About three quarters of the state remains in drought, according to a Thursday update from the National Oceanic Atmospheric Administration. Southeastern Minnesota as well as the Duluth and Brainerd areas are in severe drought. While August rains have been helping most of the state, they haven't been enough to make up for a dry July and a historically parched June. Time may be running out for the state to pull within the realm of normal this year.

Historically, June, July and August are when Minnesota receives the bulk of its precipitation for the year. With El Niño expected to bring about a mild winter, the drought could linger, Schmidt said.

"Most of the time, El Niño tends to make things warmer and drier for us," he said. "But this one is a little strange."

El Niño is a weather phenomenon that happens when surface water temperatures climb in a certain part of the Pacific Ocean. But this year water temperatures are far above normal in just about every part of the ocean, Schmidt said.

"When surface temperatures are above normal everywhere, it's hard for anyone to get a good feel for what this pattern could give us," he said. "There are a lot more unknowns than knowns."
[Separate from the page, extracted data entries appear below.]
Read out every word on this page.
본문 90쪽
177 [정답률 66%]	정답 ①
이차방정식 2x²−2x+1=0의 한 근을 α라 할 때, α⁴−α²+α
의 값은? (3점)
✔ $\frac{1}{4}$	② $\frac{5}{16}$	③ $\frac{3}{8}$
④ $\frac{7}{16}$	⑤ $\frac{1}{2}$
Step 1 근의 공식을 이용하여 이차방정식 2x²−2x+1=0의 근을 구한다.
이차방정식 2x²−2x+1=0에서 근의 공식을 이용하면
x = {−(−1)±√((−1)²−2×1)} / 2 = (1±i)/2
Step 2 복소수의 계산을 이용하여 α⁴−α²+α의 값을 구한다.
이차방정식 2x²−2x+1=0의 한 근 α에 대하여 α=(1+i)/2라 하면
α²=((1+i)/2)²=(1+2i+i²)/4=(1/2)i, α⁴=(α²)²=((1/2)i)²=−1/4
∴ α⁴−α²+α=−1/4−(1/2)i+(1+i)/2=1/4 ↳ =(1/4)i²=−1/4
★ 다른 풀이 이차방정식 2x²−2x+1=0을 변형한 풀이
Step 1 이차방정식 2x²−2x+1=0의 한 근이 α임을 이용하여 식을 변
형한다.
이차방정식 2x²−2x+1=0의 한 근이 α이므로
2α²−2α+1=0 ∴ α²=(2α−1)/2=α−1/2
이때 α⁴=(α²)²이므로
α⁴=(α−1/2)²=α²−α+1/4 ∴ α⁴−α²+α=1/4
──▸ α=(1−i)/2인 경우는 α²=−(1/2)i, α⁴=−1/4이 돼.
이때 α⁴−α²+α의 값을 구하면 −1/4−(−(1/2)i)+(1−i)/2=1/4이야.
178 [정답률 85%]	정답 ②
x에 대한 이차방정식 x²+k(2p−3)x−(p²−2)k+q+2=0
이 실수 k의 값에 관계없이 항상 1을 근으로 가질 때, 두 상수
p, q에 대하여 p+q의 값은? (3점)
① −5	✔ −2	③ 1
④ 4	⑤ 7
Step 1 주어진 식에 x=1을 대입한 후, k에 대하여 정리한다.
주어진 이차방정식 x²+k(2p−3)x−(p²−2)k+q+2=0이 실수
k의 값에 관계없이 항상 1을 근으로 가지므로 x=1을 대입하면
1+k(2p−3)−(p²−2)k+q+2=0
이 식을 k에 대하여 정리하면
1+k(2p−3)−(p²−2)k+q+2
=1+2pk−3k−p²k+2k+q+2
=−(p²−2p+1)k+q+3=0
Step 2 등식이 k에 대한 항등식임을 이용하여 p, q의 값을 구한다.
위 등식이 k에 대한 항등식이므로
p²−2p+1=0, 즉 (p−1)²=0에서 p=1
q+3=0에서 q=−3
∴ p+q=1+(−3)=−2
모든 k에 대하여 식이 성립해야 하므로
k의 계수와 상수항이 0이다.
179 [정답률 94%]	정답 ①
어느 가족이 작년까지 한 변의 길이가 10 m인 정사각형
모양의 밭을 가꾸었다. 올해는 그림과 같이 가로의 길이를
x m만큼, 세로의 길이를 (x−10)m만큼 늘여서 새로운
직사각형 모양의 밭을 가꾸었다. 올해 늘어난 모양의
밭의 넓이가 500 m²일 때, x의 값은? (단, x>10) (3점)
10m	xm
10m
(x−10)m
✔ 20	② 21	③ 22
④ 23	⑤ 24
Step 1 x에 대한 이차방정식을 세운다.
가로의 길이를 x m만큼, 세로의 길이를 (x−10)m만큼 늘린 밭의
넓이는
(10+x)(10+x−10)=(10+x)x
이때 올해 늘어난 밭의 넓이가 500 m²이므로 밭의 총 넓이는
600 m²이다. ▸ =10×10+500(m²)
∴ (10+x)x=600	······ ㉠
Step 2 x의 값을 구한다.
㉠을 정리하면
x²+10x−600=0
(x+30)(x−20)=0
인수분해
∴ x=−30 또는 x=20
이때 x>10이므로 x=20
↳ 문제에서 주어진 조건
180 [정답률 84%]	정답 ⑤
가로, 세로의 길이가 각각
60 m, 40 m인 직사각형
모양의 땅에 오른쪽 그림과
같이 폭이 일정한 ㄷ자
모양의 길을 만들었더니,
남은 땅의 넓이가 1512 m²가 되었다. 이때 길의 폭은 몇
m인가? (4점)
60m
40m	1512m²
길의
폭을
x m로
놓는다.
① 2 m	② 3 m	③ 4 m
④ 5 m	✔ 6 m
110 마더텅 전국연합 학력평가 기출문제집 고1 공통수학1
The state's weather has whipsawed from one extreme to another over the past five years. Record rainfall in 2019 led to the wettest year in Minnesota's history, while the drought of 2021 caused one of the driest. The state was crisped by drought again throughout the spring and summer of 2022, only to receive its snowiest winter in recorded history that year. The record snowpack melting this spring caused flooding along major rivers. After the snow melted, precipitation not only seemed to stop, but temperatures also spiked, as this June was the fourth hottest on record — beaten only by 2021, 1988 and the Dust Bowl's 1933.

"The way things are changing, I think we're going to see weather more and more on the extremes," Schmidt said. "We just keep going from one extreme to the other."